Doch auch auf privater Ebene wurden in der Freizeit stets eigenhändig Dinge erzeugt. Im Rahmen von Handarbeit, Heimwerken oder Hobby, um nicht Vorhandenes selbst herzustellen, Kosten zu sparen oder schlicht um sich selbst sinngebend zu beschäftigen. Beispiele wie die Radio-Bastler-Bewegung der 1920er-Jahre (3) oder Hacks von Computerclubs (4) zeigen, dass auch Amateure durchaus technisch anspruchsvolle Ansätze entwickeln können.
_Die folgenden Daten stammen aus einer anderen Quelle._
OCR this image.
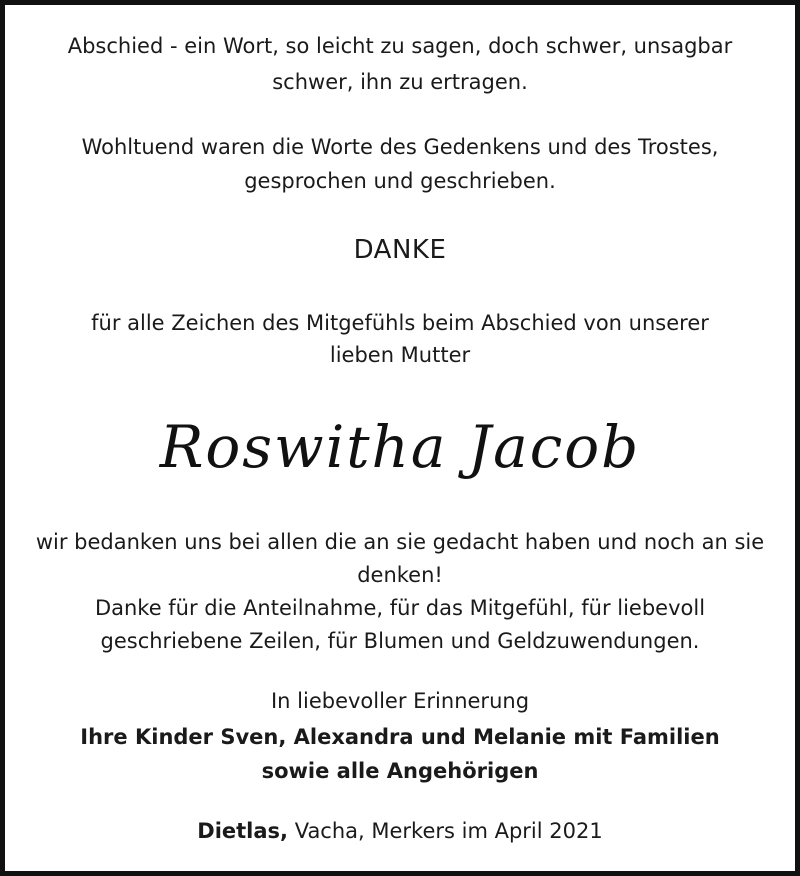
Abschied - ein Wort, so leicht zu sagen, doch schwer, unsagbar
schwer, ihn zu ertragen.
Wohltuend waren die Worte des Gedenkens und des Trostes,
gesprochen und geschrieben.
DANKE
für alle Zeichen des Mitgefühls beim Abschied von unserer
lieben Mutter
Roswitha Jacob
wir bedanken uns bei allen die an sie gedacht haben und noch an sie
denken!
Danke für die Anteilnahme, für das Mitgefühl, für liebevoll
geschriebene Zeilen, für Blumen und Geldzuwendungen.
In liebevoller Erinnerung
Ihre Kinder Sven, Alexandra und Melanie mit Familien
sowie alle Angehörigen
Dietlas, Vacha, Merkers im April 2021
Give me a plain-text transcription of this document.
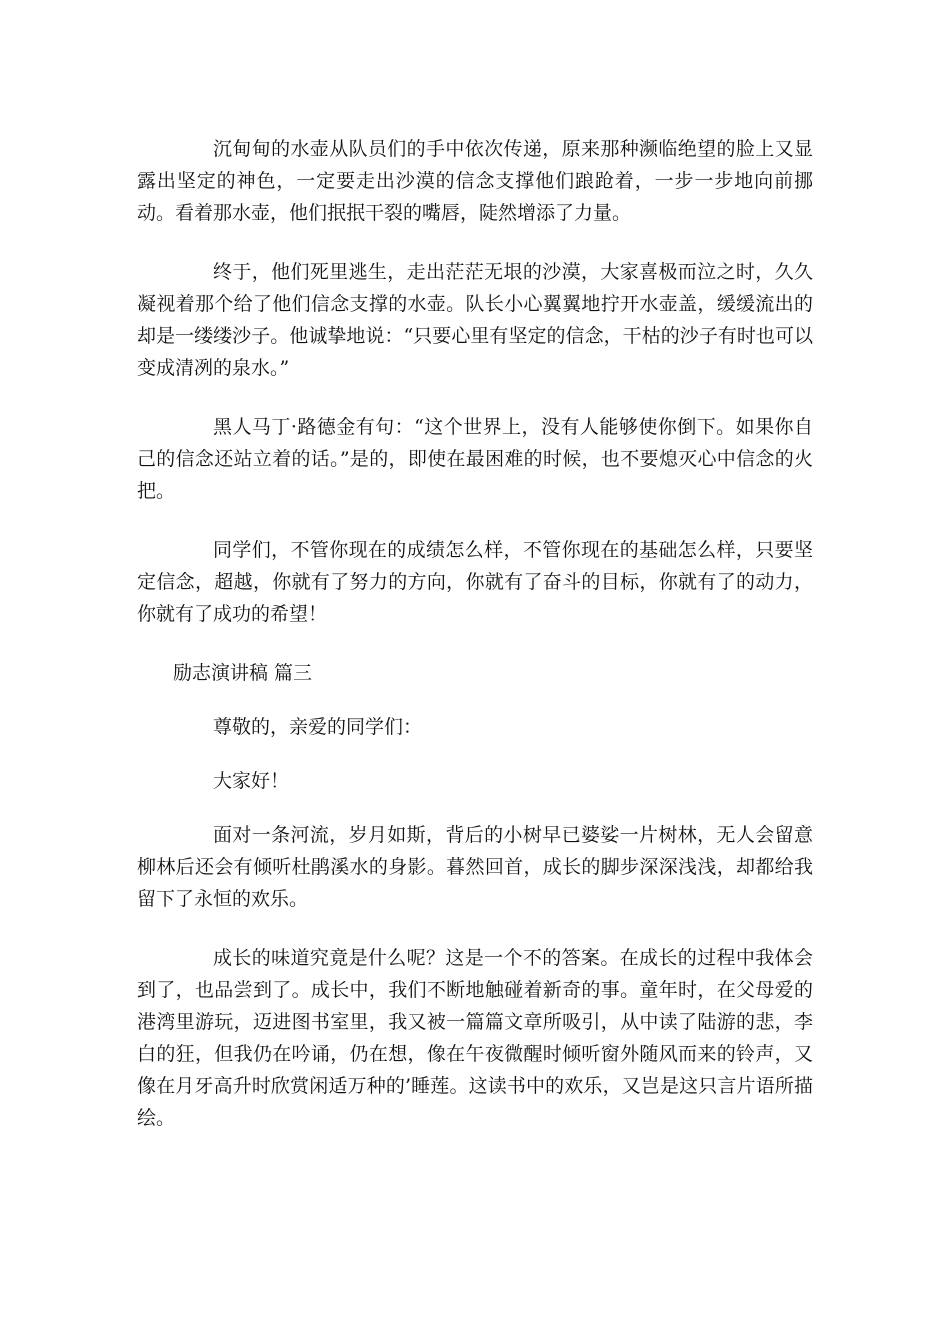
沉甸甸的水壶从队员们的手中依次传递，原来那种濒临绝望的脸上又显露出坚定的神色，一定要走出沙漠的信念支撑他们踉跄着，一步一步地向前挪动。看着那水壶，他们抿抿干裂的嘴唇，陡然增添了力量。

终于，他们死里逃生，走出茫茫无垠的沙漠，大家喜极而泣之时，久久凝视着那个给了他们信念支撑的水壶。队长小心翼翼地拧开水壶盖，缓缓流出的却是一缕缕沙子。他诚挚地说：“只要心里有坚定的信念，干枯的沙子有时也可以变成清冽的泉水。”

黑人马丁·路德金有句：“这个世界上，没有人能够使你倒下。如果你自己的信念还站立着的话。”是的，即使在最困难的时候，也不要熄灭心中信念的火把。

同学们，不管你现在的成绩怎么样，不管你现在的基础怎么样，只要坚定信念，超越，你就有了努力的方向，你就有了奋斗的目标，你就有了的动力，你就有了成功的希望！

励志演讲稿 篇三

尊敬的，亲爱的同学们：

大家好！

面对一条河流，岁月如斯，背后的小树早已婆娑一片树林，无人会留意柳林后还会有倾听杜鹃溪水的身影。暮然回首，成长的脚步深深浅浅，却都给我留下了永恒的欢乐。

成长的味道究竟是什么呢？这是一个不的答案。在成长的过程中我体会到了，也品尝到了。成长中，我们不断地触碰着新奇的事。童年时，在父母爱的港湾里游玩，迈进图书室里，我又被一篇篇文章所吸引，从中读了陆游的悲，李白的狂，但我仍在吟诵，仍在想，像在午夜微醒时倾听窗外随风而来的铃声，又像在月牙高升时欣赏闲适万种的’睡莲。这读书中的欢乐，又岂是这只言片语所描绘。
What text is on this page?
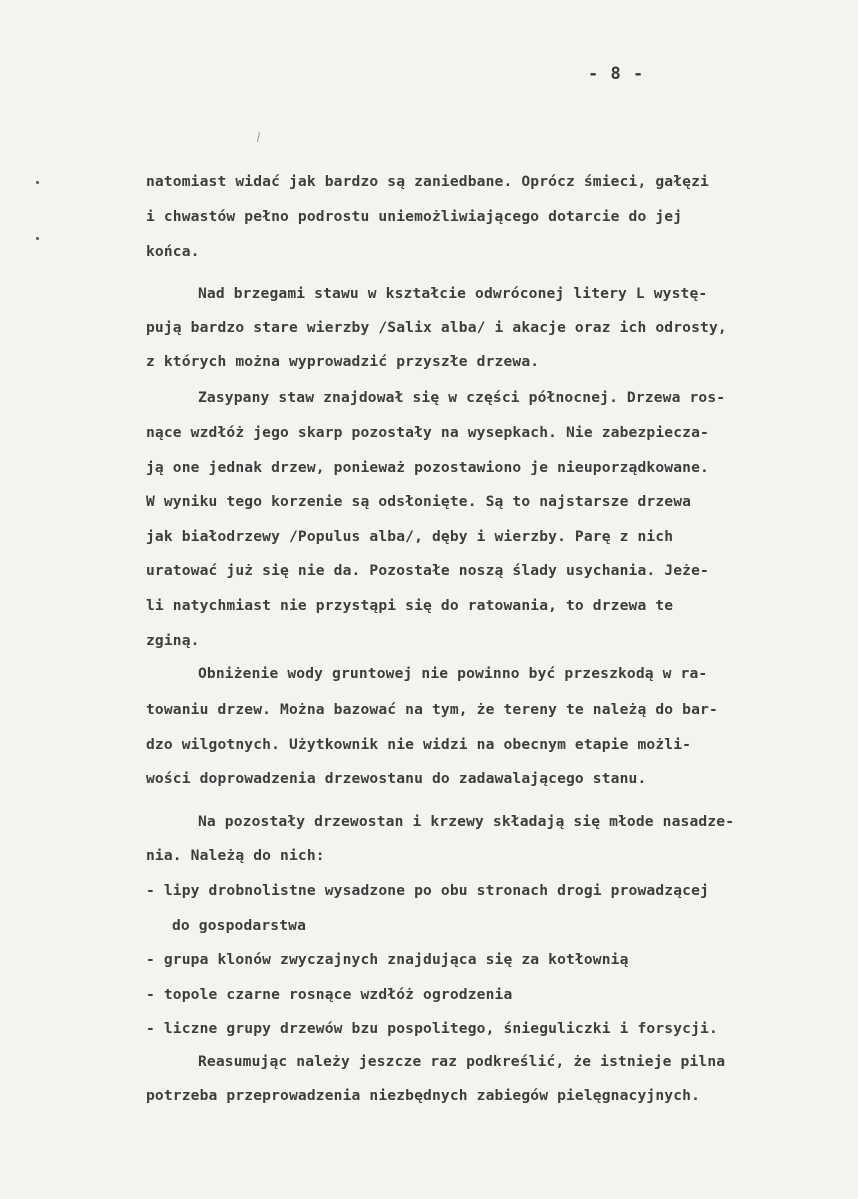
- 8 -
natomiast widać jak bardzo są zaniedbane. Oprócz śmieci, gałęzi
i chwastów pełno podrostu uniemożliwiającego dotarcie do jej
końca.
Nad brzegami stawu w kształcie odwróconej litery L wystę-
pują bardzo stare wierzby /Salix alba/ i akacje oraz ich odrosty,
z których można wyprowadzić przyszłe drzewa.
Zasypany staw znajdował się w części północnej. Drzewa ros-
nące wzdłóż jego skarp pozostały na wysepkach. Nie zabezpiecza-
ją one jednak drzew, ponieważ pozostawiono je nieuporządkowane.
W wyniku tego korzenie są odsłonięte. Są to najstarsze drzewa
jak białodrzewy /Populus alba/, dęby i wierzby. Parę z nich
uratować już się nie da. Pozostałe noszą ślady usychania. Jeże-
li natychmiast nie przystąpi się do ratowania, to drzewa te
zginą.
Obniżenie wody gruntowej nie powinno być przeszkodą w ra-
towaniu drzew. Można bazować na tym, że tereny te należą do bar-
dzo wilgotnych. Użytkownik nie widzi na obecnym etapie możli-
wości doprowadzenia drzewostanu do zadawalającego stanu.
Na pozostały drzewostan i krzewy składają się młode nasadze-
nia. Należą do nich:
- lipy drobnolistne wysadzone po obu stronach drogi prowadzącej
do gospodarstwa
- grupa klonów zwyczajnych znajdująca się za kotłownią
- topole czarne rosnące wzdłóż ogrodzenia
- liczne grupy drzewów bzu pospolitego, śnieguliczki i forsycji.
Reasumując należy jeszcze raz podkreślić, że istnieje pilna
potrzeba przeprowadzenia niezbędnych zabiegów pielęgnacyjnych.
Ungeachtet dieser langen Tradition und einer zyklischen Aufmerksamkeit für von Hand gefertigte Erzeugnisse wurde ab 2008 in Deutschland eine neue „Mitmach-Revolution“ (5) ausgerufen. Unter Bezeichnungen wie „Do-it-yourself“ (DIY), „Do-it-with-others“ (DIWO), „Marke Eigenbau“ (6) u.v.m. erfährt diese seither einen großen Widerhall im öffentlichen Diskurs. Die Präsenz und Quantität selbst hergestellter Objekte sind heutzutage eng mit der Entwicklung von Web 2.0 bzw. Mitmach-Netzen verbunden. Anwenderfreundliche Softwarelösungen versetzen nun auch unerfahrene Nutzer in die Lage, Texte, Bilder und Videos eigenständig im Internet zu veröffentlichen (7).
[…]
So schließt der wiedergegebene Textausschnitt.